イノベーション(Innovation)
経済発展の概念を生み出したオーストリアの経済学者シュンペーターは、同質をいくら重ねても現状の改善レベルの変化にしか至らず、産業発展はサチレートしてしまう、そこで異質な新しいものを導入し、既存の産業構造を「創造的に破壊する」ことによって、飛躍的な産業発展が実現されると考えた。この異質な新しいものを導入することを「新結合」と呼び、新結合を実行することを、ラテン語の"innovare"(内に新しい発想を導入し、新しくする)に、実行するという意味をかけて、シュンペーターが造語したものが"innovation(新結合の実行)"である。
よって、本来の「イノベーション」という言葉の意味するところは、「技術革新」よりも広い概念であり、技術・製品革新だけではなく、組織やビジネスモデル革新も含め、既存の産業構造の発展カーブとは非連続の、次の新しい産業発展のS字カーブを創り出すことを示している。

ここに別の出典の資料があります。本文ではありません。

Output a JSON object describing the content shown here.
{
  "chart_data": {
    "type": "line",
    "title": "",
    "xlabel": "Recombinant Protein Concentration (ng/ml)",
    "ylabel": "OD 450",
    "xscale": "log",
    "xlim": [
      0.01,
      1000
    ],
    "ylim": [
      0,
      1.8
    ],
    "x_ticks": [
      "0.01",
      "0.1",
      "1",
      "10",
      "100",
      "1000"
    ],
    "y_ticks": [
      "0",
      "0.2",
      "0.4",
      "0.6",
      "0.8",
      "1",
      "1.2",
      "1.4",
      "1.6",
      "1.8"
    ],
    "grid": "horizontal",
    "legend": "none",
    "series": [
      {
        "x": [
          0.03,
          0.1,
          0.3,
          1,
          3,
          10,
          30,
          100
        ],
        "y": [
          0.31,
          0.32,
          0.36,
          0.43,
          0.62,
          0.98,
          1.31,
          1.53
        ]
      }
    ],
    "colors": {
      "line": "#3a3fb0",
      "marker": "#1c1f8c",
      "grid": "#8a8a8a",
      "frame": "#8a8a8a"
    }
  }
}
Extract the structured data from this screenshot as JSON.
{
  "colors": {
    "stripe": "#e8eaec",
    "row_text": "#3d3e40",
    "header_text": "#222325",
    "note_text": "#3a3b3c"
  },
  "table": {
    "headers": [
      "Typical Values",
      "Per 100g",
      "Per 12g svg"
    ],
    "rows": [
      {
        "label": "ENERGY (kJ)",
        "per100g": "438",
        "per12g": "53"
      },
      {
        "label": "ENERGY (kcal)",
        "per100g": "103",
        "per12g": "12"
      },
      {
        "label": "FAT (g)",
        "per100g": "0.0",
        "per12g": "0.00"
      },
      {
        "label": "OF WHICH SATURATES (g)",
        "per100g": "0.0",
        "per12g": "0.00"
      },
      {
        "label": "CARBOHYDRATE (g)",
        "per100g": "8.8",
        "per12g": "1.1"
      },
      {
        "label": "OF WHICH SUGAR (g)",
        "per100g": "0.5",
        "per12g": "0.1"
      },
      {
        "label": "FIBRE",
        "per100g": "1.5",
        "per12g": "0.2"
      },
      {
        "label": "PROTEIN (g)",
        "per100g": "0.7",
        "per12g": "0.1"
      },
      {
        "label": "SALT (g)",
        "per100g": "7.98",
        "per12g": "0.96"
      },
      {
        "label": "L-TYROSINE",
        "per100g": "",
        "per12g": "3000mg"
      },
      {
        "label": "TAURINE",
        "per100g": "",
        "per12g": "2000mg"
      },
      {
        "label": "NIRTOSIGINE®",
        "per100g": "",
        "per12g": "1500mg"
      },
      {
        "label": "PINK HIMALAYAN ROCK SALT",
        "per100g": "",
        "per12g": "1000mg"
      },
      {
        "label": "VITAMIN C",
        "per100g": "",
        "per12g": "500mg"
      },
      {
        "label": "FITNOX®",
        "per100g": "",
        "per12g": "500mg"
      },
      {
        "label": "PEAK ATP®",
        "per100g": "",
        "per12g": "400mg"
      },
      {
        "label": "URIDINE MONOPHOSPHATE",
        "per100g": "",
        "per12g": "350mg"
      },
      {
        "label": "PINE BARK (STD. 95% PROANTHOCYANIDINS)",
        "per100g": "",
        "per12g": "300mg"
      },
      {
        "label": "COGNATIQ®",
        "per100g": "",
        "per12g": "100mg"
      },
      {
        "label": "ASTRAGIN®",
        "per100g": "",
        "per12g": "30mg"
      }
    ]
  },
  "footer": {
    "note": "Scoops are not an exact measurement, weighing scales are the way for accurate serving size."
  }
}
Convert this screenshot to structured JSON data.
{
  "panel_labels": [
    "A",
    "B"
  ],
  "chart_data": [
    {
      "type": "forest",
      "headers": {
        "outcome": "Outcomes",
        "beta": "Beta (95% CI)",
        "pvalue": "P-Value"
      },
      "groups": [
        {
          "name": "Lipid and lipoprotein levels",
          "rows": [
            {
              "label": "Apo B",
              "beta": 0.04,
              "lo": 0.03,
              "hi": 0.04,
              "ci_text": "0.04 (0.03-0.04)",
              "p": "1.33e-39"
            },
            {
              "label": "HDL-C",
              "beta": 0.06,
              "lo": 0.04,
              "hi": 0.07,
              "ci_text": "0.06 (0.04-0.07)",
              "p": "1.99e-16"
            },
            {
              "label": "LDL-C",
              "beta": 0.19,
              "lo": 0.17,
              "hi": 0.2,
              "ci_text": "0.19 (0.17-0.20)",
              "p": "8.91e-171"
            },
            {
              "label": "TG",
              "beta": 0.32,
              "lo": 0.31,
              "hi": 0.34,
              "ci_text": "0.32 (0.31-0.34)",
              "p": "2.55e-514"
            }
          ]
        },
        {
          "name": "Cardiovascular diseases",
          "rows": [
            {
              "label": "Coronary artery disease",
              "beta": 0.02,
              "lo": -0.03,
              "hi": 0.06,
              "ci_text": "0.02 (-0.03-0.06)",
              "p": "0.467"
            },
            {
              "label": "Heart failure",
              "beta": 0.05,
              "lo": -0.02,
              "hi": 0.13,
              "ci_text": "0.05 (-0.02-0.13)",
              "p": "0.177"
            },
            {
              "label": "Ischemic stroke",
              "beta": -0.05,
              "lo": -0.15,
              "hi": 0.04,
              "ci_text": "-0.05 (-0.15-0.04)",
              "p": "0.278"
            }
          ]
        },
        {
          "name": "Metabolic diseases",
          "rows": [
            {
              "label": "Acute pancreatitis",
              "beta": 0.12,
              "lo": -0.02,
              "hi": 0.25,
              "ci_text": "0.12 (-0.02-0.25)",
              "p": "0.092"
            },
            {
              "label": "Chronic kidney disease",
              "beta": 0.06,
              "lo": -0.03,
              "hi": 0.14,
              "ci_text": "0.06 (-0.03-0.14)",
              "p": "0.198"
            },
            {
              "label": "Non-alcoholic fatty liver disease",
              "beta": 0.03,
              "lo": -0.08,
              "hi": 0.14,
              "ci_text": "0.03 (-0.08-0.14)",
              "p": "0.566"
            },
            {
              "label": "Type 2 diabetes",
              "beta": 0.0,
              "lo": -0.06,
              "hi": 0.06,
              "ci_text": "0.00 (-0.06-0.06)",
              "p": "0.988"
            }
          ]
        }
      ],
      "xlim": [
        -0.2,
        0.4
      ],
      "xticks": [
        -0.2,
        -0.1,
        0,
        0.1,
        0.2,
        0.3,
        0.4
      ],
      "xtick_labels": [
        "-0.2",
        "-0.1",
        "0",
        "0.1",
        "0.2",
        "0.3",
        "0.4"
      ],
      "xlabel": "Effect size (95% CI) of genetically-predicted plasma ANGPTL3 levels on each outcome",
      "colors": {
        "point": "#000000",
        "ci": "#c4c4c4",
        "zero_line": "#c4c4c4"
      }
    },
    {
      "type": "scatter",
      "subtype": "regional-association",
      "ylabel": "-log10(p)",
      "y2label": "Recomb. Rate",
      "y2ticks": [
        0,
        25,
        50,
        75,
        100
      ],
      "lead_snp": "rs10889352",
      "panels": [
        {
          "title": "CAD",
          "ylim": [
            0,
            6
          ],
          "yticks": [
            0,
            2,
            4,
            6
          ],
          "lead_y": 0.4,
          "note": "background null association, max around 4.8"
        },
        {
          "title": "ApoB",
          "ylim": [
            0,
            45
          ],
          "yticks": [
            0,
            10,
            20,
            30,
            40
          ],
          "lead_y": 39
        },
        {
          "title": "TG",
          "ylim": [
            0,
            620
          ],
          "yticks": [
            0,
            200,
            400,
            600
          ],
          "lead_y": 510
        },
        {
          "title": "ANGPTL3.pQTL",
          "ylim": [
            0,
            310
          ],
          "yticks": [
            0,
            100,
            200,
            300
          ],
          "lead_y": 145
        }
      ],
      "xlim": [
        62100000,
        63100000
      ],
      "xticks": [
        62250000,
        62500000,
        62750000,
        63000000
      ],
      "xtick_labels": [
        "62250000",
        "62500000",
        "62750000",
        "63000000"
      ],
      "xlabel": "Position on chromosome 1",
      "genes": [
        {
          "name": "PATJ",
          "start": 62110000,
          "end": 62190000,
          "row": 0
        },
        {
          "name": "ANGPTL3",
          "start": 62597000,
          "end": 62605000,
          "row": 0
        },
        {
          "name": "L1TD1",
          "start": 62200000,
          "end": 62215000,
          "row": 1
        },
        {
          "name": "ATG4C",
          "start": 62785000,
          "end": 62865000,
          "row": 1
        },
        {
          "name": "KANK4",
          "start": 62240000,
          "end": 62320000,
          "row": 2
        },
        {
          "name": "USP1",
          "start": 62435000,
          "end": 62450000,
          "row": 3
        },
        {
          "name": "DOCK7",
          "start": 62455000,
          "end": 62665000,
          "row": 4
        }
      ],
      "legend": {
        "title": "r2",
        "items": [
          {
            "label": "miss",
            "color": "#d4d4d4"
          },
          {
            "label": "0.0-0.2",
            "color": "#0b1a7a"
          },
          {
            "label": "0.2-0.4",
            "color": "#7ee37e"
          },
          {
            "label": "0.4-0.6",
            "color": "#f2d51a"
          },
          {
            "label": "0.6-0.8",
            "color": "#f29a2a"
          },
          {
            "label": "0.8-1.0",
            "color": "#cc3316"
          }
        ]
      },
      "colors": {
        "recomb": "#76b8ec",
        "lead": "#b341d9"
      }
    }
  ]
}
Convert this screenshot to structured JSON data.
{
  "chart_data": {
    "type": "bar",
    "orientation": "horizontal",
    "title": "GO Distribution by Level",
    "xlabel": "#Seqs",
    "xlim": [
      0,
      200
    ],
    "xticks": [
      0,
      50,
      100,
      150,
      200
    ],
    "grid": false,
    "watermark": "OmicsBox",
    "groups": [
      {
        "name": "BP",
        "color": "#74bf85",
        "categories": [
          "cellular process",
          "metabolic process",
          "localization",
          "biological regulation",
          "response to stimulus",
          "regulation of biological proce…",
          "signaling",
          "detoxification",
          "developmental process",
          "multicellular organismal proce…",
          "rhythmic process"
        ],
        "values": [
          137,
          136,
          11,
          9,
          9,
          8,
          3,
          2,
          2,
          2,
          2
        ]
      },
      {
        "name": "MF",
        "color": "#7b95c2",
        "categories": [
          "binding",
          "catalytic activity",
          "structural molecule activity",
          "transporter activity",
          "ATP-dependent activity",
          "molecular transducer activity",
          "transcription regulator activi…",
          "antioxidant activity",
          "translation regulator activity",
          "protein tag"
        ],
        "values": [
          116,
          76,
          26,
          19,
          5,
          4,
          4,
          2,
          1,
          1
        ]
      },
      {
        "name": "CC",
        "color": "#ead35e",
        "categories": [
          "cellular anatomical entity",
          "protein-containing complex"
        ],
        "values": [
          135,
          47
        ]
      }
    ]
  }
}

シュンペーターによる「経済発展の原理」(1934年)において定義されたイノベーションの定義を以下に示す。
① 新しい財貨、新しい品質の財貨の生産
② 当該産業部門において実際上 未知な生産方法の導入
③ 当該国の当該産業部門が従来参加していなかった市場の開拓
④ 原料あるいは半製品の新しい供給源の獲得
⑤ 新しい組織の実現による独占的地位の形成、あるいは独占の打破
これらを今日の企業活動になぞらえてみる。
① 研究所、開発設計部門、品質管理部門における新製品開発
② 生産管理部門、開発設計部門における生産技術開発
③ 営業・マーケティング部門における新市場開拓
④ 購買・資材調達部門におけるサプライチェーン構築
⑤ 経営戦略、人事教育部門における事業構造・組織改革
イノベーションの定義からも、技術革新と訳されるイノベーションは、開発部門中心の①と②の狭義の捉え方に過ぎないことがわかる。誤解を招きやすい狭義のイノベーションと、本来のイノベーションとを峻別するために、たとえば3M社では、「斬新な新しいアイディアを考え出すこと」をCreativityとし、「新しいアイディアを考え出すことに加え、その実現に向けて実際の行動を起こすこと」をInnovationと明確に定義し、マネジメントが推進し、評価するのはCreativityではなく、あくまでもInnovationであることを明言している。